Amongst the several types of acquisition strategies, there are 2 that people usually tend to confuse with each other, perhaps because of the similar-sounding names. These are called 'conglomerate' and 'congeneric' acquisitions, which are two really independent strategies. To put it simply, a conglomerate acquisition is when the acquirer and the target company are in totally unconnected industries or engaged in separate ventures. There have been lots of successful acquisition examples in business that have involved two starkly different companies without any overlapping operations. Generally, the objective of this technique is diversification. As an example, in a situation where one service or product is struggling in the current market, businesses that also own a diverse range of additional product or services tend to be much more steady. On the other hand, a congeneric acquisition is when the acquiring business and the acquired firm are part of a similar industry and sell to the same kind of client but have relatively different service or products. One of the main reasons why firms may opt to do this sort of acquisition is to simply expand its product lines, as business people like Marc Rowan would likely validate.

Many people assume that the acquisition process steps are always the same, no matter what the business is. Nevertheless, this is a standard false impression due to the fact that there are actually over 3 types of acquisitions in business, all of which come with their own procedures and strategies. As business people like Arvid Trolle would likely confirm, one of the most frequently-seen acquisition strategies is referred to as a vertical acquisition. Essentially, this acquisition is the polar opposite of a horizontal acquisition; it is where one company acquires another firm that is in an entirely different place on the supply chain. As an example, the acquirer firm might be higher on the supply chain but opt to acquire a business that is involved in a crucial part of their business procedures. In general, the beauty of vertical acquisitions is that they can bring in new income streams for the businesses, along with decrease prices of manufacturing and streamline operations.

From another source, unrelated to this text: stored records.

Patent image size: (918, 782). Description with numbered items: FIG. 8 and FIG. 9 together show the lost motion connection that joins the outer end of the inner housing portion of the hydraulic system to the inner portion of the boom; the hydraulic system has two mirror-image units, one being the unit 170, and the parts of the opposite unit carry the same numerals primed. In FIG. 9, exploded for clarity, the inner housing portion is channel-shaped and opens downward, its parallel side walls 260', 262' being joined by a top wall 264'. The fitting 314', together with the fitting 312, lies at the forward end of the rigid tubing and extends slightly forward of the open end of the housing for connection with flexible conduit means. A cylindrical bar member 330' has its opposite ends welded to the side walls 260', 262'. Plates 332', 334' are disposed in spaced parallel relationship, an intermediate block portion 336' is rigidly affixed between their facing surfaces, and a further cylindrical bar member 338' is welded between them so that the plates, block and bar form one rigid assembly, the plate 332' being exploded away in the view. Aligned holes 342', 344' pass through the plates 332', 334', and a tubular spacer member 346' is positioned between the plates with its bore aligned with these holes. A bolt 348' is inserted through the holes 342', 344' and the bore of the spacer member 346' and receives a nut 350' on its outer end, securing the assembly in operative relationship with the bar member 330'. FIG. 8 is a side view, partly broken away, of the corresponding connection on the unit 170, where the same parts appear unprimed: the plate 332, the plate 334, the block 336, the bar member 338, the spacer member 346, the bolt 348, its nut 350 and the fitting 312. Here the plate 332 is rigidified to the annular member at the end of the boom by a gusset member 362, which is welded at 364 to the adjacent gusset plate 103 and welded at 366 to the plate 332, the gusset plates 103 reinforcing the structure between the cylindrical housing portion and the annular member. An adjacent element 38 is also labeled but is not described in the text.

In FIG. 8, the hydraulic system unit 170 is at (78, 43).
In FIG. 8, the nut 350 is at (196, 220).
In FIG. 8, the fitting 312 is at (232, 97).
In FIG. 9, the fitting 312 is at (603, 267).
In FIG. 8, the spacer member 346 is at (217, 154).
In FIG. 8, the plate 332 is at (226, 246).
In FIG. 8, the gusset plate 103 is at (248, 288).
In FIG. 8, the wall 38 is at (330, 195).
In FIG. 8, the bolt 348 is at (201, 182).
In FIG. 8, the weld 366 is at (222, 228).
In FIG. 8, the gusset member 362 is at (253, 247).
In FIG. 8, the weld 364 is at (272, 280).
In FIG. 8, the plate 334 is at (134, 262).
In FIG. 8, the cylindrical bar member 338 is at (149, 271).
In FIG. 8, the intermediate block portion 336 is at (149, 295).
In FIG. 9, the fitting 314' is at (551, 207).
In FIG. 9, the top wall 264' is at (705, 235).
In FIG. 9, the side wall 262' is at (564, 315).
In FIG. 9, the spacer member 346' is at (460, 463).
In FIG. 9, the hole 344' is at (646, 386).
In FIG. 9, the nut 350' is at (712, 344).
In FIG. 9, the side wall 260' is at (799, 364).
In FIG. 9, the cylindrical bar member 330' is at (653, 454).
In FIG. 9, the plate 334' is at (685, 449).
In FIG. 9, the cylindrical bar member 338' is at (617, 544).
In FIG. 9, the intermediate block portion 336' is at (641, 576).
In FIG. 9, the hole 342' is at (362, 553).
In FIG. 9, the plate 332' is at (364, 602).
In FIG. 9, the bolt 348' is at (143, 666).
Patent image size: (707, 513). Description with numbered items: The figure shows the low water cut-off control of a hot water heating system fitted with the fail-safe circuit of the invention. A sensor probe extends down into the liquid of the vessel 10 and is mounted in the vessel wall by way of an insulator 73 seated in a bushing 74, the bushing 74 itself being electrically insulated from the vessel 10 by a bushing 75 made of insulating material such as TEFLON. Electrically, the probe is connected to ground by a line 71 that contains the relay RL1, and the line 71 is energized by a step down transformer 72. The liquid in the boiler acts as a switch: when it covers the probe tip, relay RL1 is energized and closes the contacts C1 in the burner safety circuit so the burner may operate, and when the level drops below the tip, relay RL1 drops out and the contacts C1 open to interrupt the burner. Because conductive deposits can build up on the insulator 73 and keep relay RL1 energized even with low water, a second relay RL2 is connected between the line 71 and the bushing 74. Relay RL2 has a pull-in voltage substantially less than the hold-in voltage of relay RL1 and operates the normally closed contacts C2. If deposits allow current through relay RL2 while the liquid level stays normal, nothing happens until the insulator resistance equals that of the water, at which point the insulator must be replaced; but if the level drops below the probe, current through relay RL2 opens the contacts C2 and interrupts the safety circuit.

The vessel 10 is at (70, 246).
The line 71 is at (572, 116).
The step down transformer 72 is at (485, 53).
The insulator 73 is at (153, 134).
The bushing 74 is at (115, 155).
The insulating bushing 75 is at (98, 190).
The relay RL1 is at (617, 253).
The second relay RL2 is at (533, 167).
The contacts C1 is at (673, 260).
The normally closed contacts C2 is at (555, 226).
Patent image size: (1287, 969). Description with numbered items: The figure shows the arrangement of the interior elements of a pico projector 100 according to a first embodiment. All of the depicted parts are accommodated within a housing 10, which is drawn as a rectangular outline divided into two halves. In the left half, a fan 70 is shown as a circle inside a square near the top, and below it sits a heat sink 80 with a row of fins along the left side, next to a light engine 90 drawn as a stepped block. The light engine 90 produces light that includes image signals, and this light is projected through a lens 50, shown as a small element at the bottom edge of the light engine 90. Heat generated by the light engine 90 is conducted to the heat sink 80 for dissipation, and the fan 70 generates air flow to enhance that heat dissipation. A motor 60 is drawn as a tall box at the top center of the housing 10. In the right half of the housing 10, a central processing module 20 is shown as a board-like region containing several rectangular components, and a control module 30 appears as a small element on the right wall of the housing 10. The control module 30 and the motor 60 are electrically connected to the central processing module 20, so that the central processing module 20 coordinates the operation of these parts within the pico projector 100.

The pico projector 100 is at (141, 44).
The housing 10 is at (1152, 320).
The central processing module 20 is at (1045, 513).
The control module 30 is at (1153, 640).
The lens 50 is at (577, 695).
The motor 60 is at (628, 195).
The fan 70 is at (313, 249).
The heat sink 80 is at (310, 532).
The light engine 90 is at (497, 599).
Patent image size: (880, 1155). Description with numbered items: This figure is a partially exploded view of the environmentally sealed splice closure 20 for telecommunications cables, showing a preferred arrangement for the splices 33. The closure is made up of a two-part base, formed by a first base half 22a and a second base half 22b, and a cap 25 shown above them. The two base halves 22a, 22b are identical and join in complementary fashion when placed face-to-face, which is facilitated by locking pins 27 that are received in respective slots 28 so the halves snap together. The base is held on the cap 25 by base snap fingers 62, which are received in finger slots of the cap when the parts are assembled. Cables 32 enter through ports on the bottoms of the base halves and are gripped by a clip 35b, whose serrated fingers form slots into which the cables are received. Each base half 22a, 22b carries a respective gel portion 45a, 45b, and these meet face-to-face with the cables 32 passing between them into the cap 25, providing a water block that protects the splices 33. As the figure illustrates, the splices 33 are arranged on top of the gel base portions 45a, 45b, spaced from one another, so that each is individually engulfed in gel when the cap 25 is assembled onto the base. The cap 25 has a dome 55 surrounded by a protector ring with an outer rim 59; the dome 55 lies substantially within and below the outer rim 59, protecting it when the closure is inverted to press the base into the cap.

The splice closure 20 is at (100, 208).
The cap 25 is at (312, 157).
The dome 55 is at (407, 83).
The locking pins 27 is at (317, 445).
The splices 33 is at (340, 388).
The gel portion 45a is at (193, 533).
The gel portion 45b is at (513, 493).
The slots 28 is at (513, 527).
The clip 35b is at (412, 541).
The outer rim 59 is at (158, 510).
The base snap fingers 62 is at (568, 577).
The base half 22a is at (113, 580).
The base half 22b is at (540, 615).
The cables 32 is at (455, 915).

Before diving into the ins and outs of acquisition strategies, the very first thing to do is have a firm understanding on what an acquisition truly is. Not to be mixed-up with a merger, an acquisition is when one business purchases either the majority, or all of another business's shares to gain control of that business. Generally-speaking, there are around 3 types of acquisitions that are most common in the business world, as business individuals like Robert F. Smith would likely recognize. Among the most usual types of acquisition strategies in business is referred to as a horizontal acquisition. So, what does this imply? Essentially, a horizontal acquisition entails one company acquiring a different business that is in the same market and is performing at a similar level. The two businesses are primarily part of the exact same market and are on an equal playing field, whether that's in manufacturing, financing and business, or agriculture etc. Frequently, they might even be considered 'rivals' with each other. In general, the main benefit of a horizontal acquisition is the increased capacity of enhancing a company's consumer base and market share, along with opening-up the chance to help a company expand its reach into brand-new markets.